3) It is not necessary that the text in each cell of the column you want to display this in some order. The procedure works well if the information is in total disarray.

4) The final list generated by the process described does not occur organized in alphabetical order (if it is text) unless the original column organized in this order. It is important to note that this final list is filtered so if you want to see in some order can not simply select and activate the Sort tool (Data menu) because this tool does not work when the filter is active. To sort the list, must be selected, copied and pasted into another worksheet.

5) The procedure described here may also provide a review of misspellings of text contained in the column that you want to examine. For example if the record Amazon is repeated 5 times, but twice, the word is spelled differently (eg “Amasonas” or “Amazon”), tell CONTAR.SI function “Amasonas” and “Amazon” as records distinct and appear in the final list. CONTAR.SI not discriminate function is case sensitive, so “Amazon” and “Amazon” will be counted as the same. CONTAR.SI function ignores blank cells.

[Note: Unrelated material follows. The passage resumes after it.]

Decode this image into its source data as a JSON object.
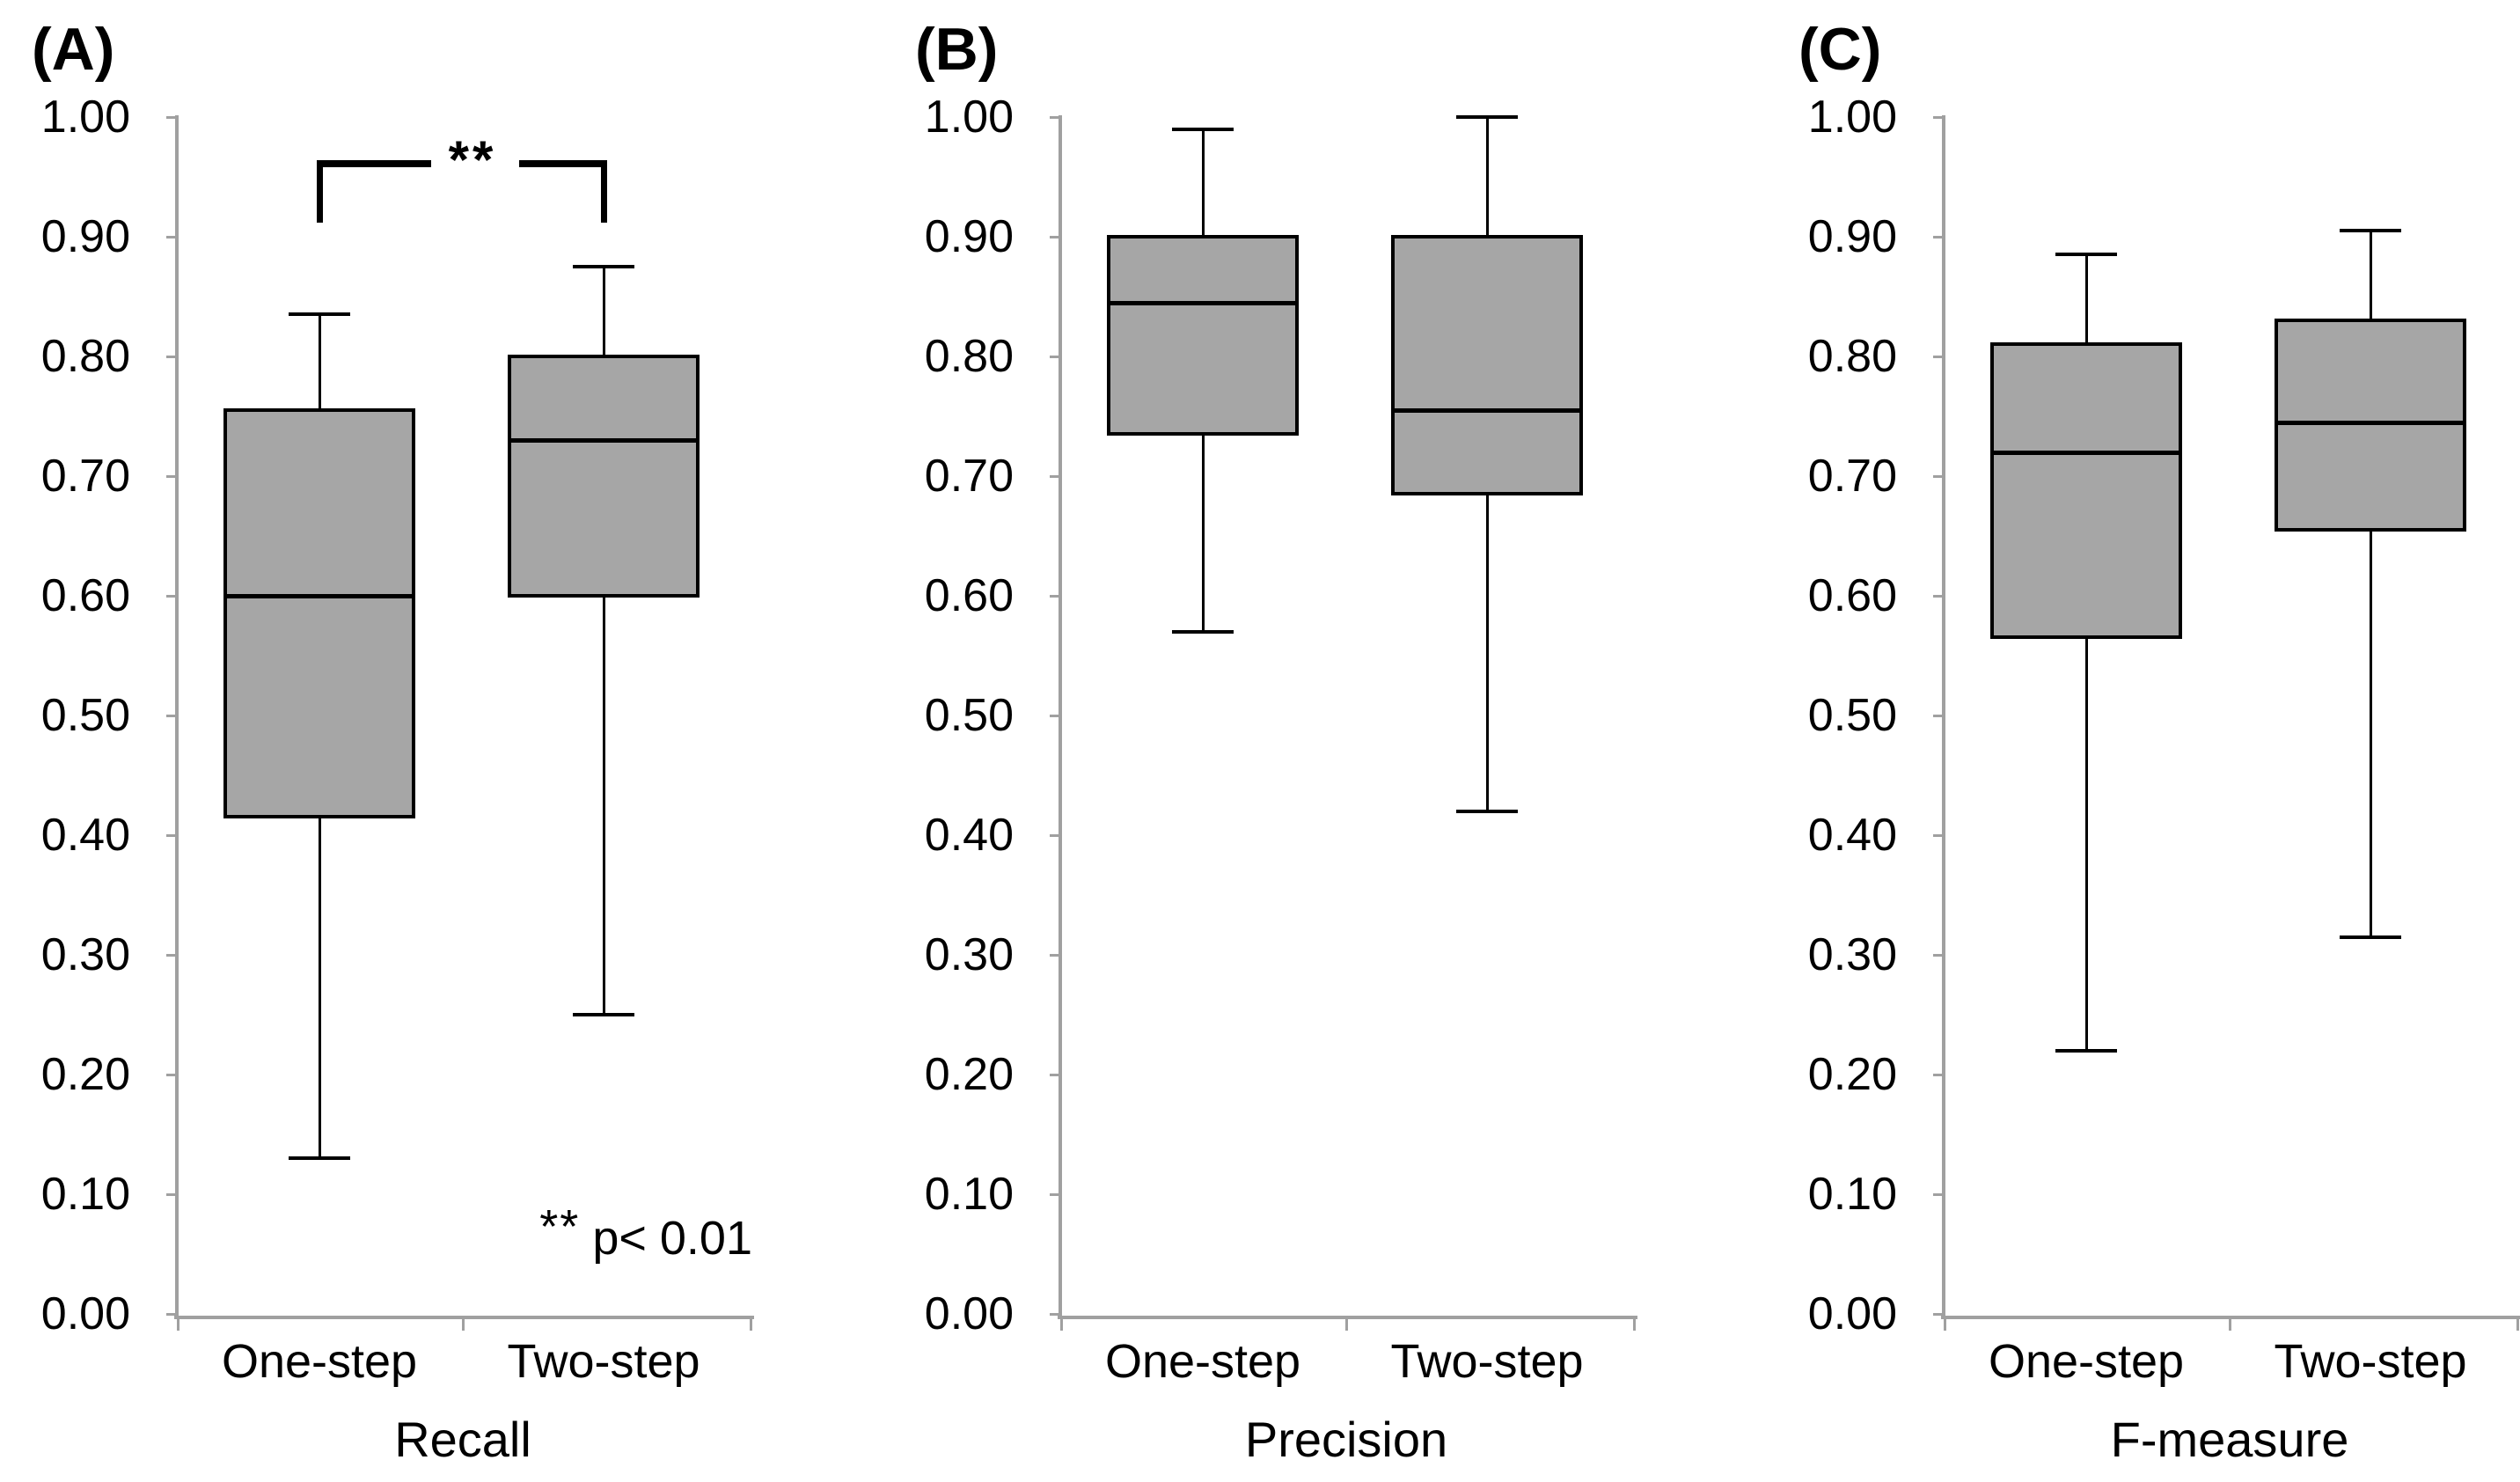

An application for the issue of procedure.

The design of this procedure was motivated by work with a database of a collection of copies of approximately 13,000 records agencies. In this work we were asked to collect and analyze certain information from the database. For example, how many different species there are, there are many different locations, etc. So the procedure illustrated here was very useful for this purpose. With the list of names without repeating, you can get another set of data quickly with features like CONTAR.SI, SEARCH, etc.. Below is attached the database in Figure 1 for the reader’s copy in Excel and practice the procedure outlined.

References cited

Garcia de Jalon, J., Fernndez-Caballero, D. & Garcia-Martos, C. (2001). Learn Excel 2000

like I was at first. School of Industrial Engineering, University of Madrid. Madrid. Retrieved December 30, 2004 to:

Rivera-Gutierrez, H. F. (2004). Roadmap to integrate reference data sets for

validation of information using Microsoft Excel. Research Institute for Bioresources Alexander von Humboldt, Bogot, Colombia. Retrieved December 30, 2004 from

Author Details

Pablo Andrs Gonzlez Guzmn

Studies: Biology. Universidad del Valle, Cali, Colombia.

Professional experience: Managing Databases Biological Collections.

Category for this job: Computer.

Other Suggested Category: Bioinformatics.